In mid-September, PLC presidential candidate José Rizo announced that he opposed presidential reelection and that the PLC legislative candidates have pledged to promote a bill in the new legislative session next year that would prohibit not only the consecutive candidacy of a past President, which is already law, but any repeat candidacy. Former President and current convicted embezzler and money launderer Arnoldo Alemán immediately defended both his own right and that of former President Daniel Ortega to run again. This fueled the speculation, circulating for months now, that Alemán favors an Ortega victory and is thus encouraging the continued Liberal split and torpedoing his own party’s ticket (Rizo-Alvarado). Once Ortega is again installed in the presidential office he would presumably return the favor by granting Alemán his freedom and the full restitution of his political rights, which would free him to run in the 2011 elections.
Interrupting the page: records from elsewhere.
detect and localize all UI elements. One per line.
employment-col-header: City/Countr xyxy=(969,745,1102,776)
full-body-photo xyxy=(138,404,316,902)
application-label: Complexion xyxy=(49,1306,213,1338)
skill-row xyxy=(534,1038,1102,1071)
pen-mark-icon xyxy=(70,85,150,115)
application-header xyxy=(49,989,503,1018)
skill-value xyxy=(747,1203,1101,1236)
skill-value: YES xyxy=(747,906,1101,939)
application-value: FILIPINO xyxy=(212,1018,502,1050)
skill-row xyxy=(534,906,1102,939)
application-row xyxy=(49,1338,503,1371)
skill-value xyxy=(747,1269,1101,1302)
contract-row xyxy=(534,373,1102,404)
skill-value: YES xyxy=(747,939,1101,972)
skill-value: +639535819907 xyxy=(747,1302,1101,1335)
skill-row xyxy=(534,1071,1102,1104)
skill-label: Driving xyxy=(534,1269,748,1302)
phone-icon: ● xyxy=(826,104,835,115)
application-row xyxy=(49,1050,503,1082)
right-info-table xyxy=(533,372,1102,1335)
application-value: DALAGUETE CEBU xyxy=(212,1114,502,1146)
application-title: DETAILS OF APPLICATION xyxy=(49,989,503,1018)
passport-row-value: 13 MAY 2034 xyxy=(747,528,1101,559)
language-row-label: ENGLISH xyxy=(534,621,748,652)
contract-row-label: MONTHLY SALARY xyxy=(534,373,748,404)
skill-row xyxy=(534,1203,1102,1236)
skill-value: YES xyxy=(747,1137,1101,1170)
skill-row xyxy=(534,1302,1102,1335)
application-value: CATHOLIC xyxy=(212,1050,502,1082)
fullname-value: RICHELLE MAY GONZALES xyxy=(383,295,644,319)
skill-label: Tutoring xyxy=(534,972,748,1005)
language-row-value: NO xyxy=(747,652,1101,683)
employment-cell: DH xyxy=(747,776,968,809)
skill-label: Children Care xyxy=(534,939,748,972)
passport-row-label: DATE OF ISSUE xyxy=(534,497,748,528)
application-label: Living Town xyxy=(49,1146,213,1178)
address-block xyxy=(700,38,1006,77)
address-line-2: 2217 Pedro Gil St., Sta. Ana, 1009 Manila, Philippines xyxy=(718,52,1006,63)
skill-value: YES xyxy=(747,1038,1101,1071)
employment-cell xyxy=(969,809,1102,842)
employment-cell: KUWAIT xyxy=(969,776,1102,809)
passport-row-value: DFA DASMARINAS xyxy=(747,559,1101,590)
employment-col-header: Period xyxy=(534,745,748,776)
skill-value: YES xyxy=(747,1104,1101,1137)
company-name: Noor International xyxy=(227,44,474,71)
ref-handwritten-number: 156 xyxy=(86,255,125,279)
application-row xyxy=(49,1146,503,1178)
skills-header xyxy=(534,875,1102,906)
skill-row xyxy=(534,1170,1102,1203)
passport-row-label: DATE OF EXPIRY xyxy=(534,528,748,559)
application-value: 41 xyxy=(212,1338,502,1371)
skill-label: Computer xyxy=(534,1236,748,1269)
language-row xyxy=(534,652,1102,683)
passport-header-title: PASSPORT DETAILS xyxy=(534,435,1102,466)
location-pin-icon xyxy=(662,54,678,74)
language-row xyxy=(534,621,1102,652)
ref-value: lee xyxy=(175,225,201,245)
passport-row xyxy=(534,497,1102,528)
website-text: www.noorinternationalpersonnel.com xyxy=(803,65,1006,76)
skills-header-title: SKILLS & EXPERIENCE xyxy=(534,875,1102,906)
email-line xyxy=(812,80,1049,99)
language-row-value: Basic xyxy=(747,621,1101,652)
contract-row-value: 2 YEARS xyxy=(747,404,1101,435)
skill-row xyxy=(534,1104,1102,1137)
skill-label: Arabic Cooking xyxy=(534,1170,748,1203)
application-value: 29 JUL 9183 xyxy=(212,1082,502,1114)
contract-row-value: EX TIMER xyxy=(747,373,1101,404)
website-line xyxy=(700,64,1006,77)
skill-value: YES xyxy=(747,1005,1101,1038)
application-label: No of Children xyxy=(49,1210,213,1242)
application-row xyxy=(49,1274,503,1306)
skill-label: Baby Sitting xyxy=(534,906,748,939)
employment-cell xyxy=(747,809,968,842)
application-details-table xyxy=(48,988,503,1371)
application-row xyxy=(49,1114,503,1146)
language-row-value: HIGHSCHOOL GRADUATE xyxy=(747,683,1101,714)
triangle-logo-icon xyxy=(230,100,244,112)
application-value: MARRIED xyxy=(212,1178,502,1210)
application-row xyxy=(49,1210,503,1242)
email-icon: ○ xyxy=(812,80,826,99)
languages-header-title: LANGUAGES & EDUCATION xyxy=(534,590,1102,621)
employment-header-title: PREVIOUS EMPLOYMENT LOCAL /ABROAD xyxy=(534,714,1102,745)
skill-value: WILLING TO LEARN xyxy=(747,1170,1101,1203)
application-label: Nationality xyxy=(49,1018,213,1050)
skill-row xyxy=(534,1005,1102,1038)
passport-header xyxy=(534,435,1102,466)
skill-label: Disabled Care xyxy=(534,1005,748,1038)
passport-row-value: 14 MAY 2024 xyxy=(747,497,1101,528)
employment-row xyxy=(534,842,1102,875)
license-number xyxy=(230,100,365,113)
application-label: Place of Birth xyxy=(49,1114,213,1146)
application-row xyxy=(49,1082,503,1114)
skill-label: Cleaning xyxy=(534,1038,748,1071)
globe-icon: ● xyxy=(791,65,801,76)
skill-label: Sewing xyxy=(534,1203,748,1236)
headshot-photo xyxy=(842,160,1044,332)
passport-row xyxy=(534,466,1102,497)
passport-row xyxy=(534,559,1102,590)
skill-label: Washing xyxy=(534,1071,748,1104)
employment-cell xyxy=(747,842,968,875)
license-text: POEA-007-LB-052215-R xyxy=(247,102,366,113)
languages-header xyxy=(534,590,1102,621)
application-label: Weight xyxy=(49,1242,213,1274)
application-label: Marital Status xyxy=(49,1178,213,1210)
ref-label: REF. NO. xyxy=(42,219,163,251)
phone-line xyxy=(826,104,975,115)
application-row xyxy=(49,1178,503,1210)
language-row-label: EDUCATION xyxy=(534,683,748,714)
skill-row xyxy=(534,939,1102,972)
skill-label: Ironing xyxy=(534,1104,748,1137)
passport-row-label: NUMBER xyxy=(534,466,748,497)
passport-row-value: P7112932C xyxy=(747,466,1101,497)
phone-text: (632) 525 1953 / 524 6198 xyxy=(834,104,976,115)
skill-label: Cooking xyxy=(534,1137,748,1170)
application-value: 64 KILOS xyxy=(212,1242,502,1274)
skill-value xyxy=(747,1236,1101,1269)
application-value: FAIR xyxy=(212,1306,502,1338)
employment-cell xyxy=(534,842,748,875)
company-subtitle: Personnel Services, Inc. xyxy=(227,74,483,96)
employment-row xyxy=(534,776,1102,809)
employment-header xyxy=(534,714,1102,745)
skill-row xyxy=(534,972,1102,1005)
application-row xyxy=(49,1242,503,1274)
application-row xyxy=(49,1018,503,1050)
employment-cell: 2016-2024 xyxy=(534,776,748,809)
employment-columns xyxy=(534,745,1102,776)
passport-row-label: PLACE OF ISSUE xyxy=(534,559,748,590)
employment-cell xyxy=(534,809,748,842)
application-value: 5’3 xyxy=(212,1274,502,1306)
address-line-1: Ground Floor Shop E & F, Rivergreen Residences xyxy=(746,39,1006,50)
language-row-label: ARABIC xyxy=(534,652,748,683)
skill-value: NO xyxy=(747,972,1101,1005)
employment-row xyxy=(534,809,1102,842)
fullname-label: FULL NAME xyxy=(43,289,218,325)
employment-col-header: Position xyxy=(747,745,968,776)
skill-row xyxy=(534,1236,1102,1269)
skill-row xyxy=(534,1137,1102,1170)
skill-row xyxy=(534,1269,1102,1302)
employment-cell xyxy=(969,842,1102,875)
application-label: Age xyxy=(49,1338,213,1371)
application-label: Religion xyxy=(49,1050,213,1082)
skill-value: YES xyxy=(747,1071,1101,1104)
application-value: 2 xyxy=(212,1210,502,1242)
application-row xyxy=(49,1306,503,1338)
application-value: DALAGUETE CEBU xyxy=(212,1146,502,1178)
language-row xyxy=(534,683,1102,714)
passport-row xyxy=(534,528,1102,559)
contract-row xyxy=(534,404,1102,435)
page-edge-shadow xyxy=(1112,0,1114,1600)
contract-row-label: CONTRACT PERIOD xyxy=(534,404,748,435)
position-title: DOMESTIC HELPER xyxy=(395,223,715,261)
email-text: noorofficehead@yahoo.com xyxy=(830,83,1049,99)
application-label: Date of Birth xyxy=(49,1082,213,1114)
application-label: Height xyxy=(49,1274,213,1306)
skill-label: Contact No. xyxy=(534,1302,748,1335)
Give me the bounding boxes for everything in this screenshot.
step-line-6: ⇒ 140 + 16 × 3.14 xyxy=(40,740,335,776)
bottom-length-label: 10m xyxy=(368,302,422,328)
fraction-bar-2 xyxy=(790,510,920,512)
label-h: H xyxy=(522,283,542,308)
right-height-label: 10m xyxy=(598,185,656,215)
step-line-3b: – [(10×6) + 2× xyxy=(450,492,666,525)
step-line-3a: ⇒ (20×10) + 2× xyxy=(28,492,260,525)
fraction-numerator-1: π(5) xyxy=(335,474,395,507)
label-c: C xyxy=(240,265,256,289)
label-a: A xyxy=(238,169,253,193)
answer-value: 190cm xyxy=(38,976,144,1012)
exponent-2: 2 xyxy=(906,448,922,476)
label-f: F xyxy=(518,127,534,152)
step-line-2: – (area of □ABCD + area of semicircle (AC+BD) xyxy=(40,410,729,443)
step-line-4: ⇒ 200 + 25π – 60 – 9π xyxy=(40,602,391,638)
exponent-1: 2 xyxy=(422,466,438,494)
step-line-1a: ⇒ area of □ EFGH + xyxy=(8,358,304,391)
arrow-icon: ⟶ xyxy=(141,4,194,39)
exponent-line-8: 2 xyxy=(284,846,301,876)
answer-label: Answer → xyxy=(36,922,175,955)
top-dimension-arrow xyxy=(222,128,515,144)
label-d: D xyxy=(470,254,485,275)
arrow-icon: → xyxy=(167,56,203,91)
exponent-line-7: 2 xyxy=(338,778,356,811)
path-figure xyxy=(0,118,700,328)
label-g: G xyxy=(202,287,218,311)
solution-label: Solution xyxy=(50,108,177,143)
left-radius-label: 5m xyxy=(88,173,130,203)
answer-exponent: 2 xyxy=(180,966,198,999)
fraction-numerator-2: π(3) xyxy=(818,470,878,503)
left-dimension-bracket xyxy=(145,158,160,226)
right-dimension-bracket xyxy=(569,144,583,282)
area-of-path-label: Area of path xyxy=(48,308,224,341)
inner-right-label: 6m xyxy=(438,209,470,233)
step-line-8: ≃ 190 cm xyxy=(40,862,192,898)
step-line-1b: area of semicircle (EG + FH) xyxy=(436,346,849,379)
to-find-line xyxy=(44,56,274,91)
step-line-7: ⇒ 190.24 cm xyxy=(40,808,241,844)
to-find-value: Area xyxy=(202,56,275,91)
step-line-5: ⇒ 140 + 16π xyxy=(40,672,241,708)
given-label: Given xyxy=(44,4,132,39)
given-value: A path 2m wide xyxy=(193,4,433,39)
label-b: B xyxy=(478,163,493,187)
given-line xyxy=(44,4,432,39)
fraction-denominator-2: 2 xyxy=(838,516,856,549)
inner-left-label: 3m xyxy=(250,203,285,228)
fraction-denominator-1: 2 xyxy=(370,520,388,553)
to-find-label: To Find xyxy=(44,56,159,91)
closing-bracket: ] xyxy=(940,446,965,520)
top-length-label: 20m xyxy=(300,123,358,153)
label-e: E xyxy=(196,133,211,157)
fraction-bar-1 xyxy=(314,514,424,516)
Muddying the waters of such spec-ulation, Alemán recently exhorted his party’s candidates to take more than promises of works of progress to peasants in the impoverished rural zones. He urged them to take “a message of anguish” as well, alerting them that an FSLN victory would mean “another ten years of national tragedy.”


Sandinista Manifesto
offers similar sentiments
On September 25, leading Sandinista figures from the political and artistic worlds released a Manifesto directed to Sandinistas still grouped around the FSLN, calling on them to differentiate between “Danielismo and Sandinismo” and to vote for the MRS Alliance. Thousands of copies of the Manifesto, signed by Henry Ruiz, Luis Carrión, Víctor Tirado, Mónica Baltodano, Dora María Téllez, Víctor Hugo Tinoco, Hugo Torres, Ernesto Cardenal, Gioconda Belli, Sergio Ramírez, Carlos Mejía Godoy and his brother Luis Enrique Mejía Godoy, were printed for distribution among grassroots Sandinistas. They characterized the essence of the Daniel camp in the following terms: “They speak of democracy yet repress anyone who dissents from the general secretary’s dictates. They denounced the Free Trade Agreement yet raced to facilitate its approval in the National Assembly. They rail against neoliberalism yet calmly welcome all the International Monetary Fund’s conditions. They speak of honesty yet promote corruption as a system to buy hearts and minds. They speak of tolerance yet repress, threaten and blackmail anyone who opposes them. They speak of the poor while the upper echelons enrich themselves at the people’s expense. They speak of women yet disrespect them. They speak of Christianity yet their actions deny it.”